📜 O Retorno, Parte II — O Velho da Montanha e o Silêncio do Mundo
por El Jefe, Bellacosa Mainframe Edition
Dez anos se passaram desde o retorno.
O tempo fez o que sempre faz: apagou alguns rastros, aprofundou outros, deixou a alma com cicatrizes que só se sentem em dias de silêncio.
Cinquenta anos de idade — a curva do caminho onde o corpo desacelera, mas o pensamento ganha fôlego.
Hoje, olho pra trás e me vejo partindo em 2002, cheio de sonhos, cruzando o Atlântico com a cabeça leve e o coração aberto. O mundo parecia vasto, possível, ainda cheio de cores.
A Europa era o cenário, mas o enredo era meu.
Quando voltei, em 2014, o Brasil me pareceu um espelho embaçado.
Agora, dez anos depois, percebo que o mundo inteiro virou esse espelho — rachado, confuso, ruidoso.
Guerras, extremismos, ruínas políticas, falsos profetas de todas as ideologias.
Não existe mais aquele “lá fora” que um dia me encantou.
E o “aqui dentro” aprendeu a se defender ficando quieto.
A dorzinha ainda está aqui.
Não é grito, é suspiro.
Um incômodo discreto, desses que se sentam contigo no fim do dia e perguntam:
“Lembra de quem você era?”
Sim, lembro. E às vezes sinto falta.
Mas entre um voo e outro — Lisboa, Porto, Madrid, Paris — já aprendi que o retorno nunca mais será completo.
Hoje cruzo o oceano como turista, e talvez seja isso que me mantém são: saber que o passado continua lá, mas que não há mais casa possível no tempo.
Meu filho cresce em Portugal.
É estranho vê-lo seguir um caminho que parece o mesmo que um dia escolhi, mas com uma leveza que já não tenho.
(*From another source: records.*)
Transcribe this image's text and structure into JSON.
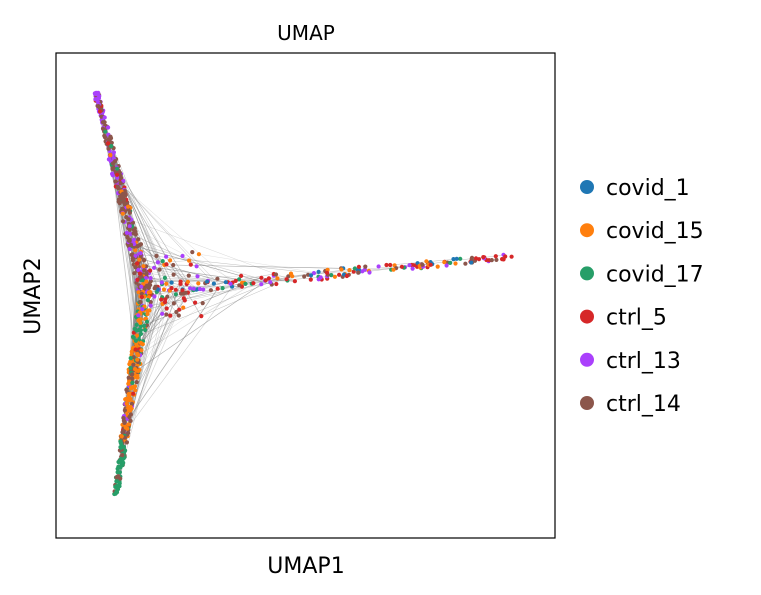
{
  "chart_data": {
    "type": "scatter",
    "title": "UMAP",
    "xlabel": "UMAP1",
    "ylabel": "UMAP2",
    "xlim": [
      0,
      100
    ],
    "ylim": [
      0,
      100
    ],
    "grid": false,
    "ticks": false,
    "legend_placement": "right",
    "edge_color": "#808080",
    "series": [
      {
        "name": "covid_1",
        "color": "#1f77b4"
      },
      {
        "name": "covid_15",
        "color": "#ff7f0e"
      },
      {
        "name": "covid_17",
        "color": "#279e68"
      },
      {
        "name": "ctrl_5",
        "color": "#d62728"
      },
      {
        "name": "ctrl_13",
        "color": "#aa40fc"
      },
      {
        "name": "ctrl_14",
        "color": "#8c564b"
      }
    ],
    "structure": {
      "junction": [
        18,
        51
      ],
      "arms": [
        {
          "from": [
            18,
            51
          ],
          "to": [
            8,
            92
          ],
          "series_mix": [
            0,
            0.05,
            0.05,
            0.05,
            0.25,
            0.6
          ]
        },
        {
          "from": [
            18,
            51
          ],
          "to": [
            91,
            58
          ],
          "series_mix": [
            0.1,
            0.15,
            0.1,
            0.3,
            0.15,
            0.2
          ]
        },
        {
          "from": [
            18,
            51
          ],
          "to": [
            12,
            9
          ],
          "series_mix": [
            0.02,
            0.45,
            0.33,
            0.05,
            0.05,
            0.1
          ]
        }
      ]
    }
  }
}
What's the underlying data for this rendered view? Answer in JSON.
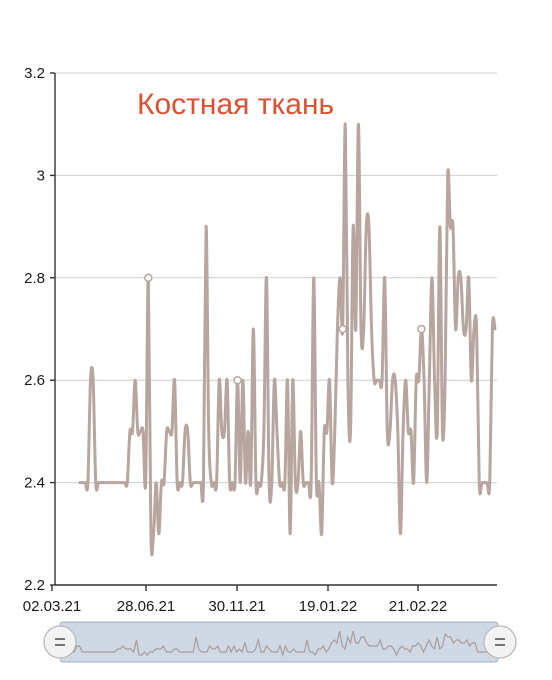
{
  "chart_data": {
    "type": "line",
    "title": "Костная ткань",
    "xlabel": "",
    "ylabel": "",
    "ylim": [
      2.2,
      3.2
    ],
    "y_ticks": [
      "2.2",
      "2.4",
      "2.6",
      "2.8",
      "3",
      "3.2"
    ],
    "x_tick_labels": [
      "02.03.21",
      "28.06.21",
      "30.11.21",
      "19.01.22",
      "21.02.22"
    ],
    "grid": true,
    "series_color": "#b7a59e",
    "title_color": "#e0502e",
    "series": [
      {
        "values": [
          2.4,
          2.4,
          2.4,
          2.4,
          2.6,
          2.6,
          2.4,
          2.4,
          2.4,
          2.4,
          2.4,
          2.4,
          2.4,
          2.4,
          2.4,
          2.4,
          2.4,
          2.4,
          2.4,
          2.5,
          2.5,
          2.6,
          2.5,
          2.5,
          2.5,
          2.4,
          2.8,
          2.3,
          2.3,
          2.4,
          2.3,
          2.4,
          2.4,
          2.5,
          2.5,
          2.5,
          2.6,
          2.4,
          2.4,
          2.4,
          2.5,
          2.5,
          2.4,
          2.4,
          2.4,
          2.4,
          2.4,
          2.4,
          2.9,
          2.5,
          2.4,
          2.4,
          2.4,
          2.6,
          2.5,
          2.5,
          2.6,
          2.4,
          2.4,
          2.4,
          2.6,
          2.4,
          2.6,
          2.4,
          2.5,
          2.4,
          2.7,
          2.4,
          2.4,
          2.4,
          2.5,
          2.8,
          2.4,
          2.4,
          2.6,
          2.5,
          2.4,
          2.4,
          2.4,
          2.6,
          2.3,
          2.6,
          2.4,
          2.4,
          2.5,
          2.4,
          2.4,
          2.4,
          2.4,
          2.8,
          2.4,
          2.4,
          2.3,
          2.5,
          2.5,
          2.6,
          2.4,
          2.5,
          2.7,
          2.8,
          2.7,
          3.1,
          2.6,
          2.5,
          2.9,
          2.7,
          3.1,
          2.7,
          2.7,
          2.9,
          2.9,
          2.7,
          2.6,
          2.6,
          2.6,
          2.6,
          2.8,
          2.5,
          2.5,
          2.6,
          2.6,
          2.5,
          2.3,
          2.5,
          2.6,
          2.5,
          2.5,
          2.4,
          2.6,
          2.6,
          2.7,
          2.6,
          2.4,
          2.6,
          2.8,
          2.6,
          2.5,
          2.9,
          2.5,
          2.6,
          3.0,
          2.9,
          2.9,
          2.7,
          2.8,
          2.8,
          2.7,
          2.7,
          2.8,
          2.6,
          2.7,
          2.7,
          2.4,
          2.4,
          2.4,
          2.4,
          2.4,
          2.7,
          2.7
        ],
        "markers": [
          26,
          60,
          100,
          130
        ]
      }
    ]
  }
}
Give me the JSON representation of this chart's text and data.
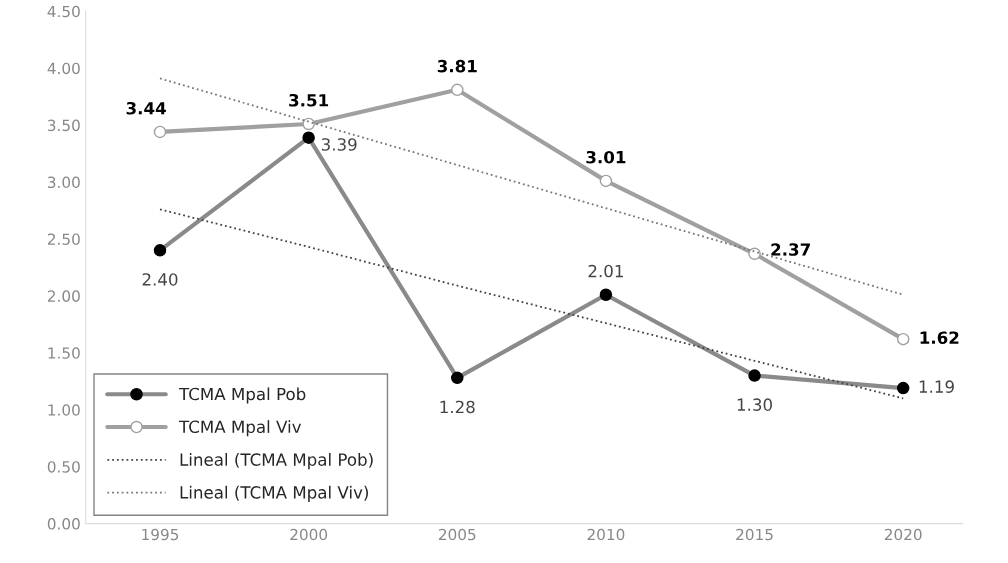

Ele é o futuro, eu sou o arquivo — um dataset antigo, ainda funcional, mas lido apenas por quem entende a linguagem.
A política ficou pra trás.
As ilusões também.
Sobrou o professor, o consultor e o velho da montanha — meio ermitão, meio filósofo de estrada, vivendo longe da confusão, aprendendo a ouvir o som do vento e o ruído da própria respiração.
Descobri que a paz não é o oposto da guerra, é a arte de não participar dela.
E que o silêncio, esse companheiro fiel, é o mais honesto dos diálogos.
Hoje, se me perguntam se sou feliz, não sei responder.
Mas sei que sou inteiro — mesmo que em pedaços.
E isso, aos cinquenta, é uma forma de vitória.
☕️ Bellacosa Mainframe — porque algumas almas só rodam bem no modo batch, processando o tempo em silêncio.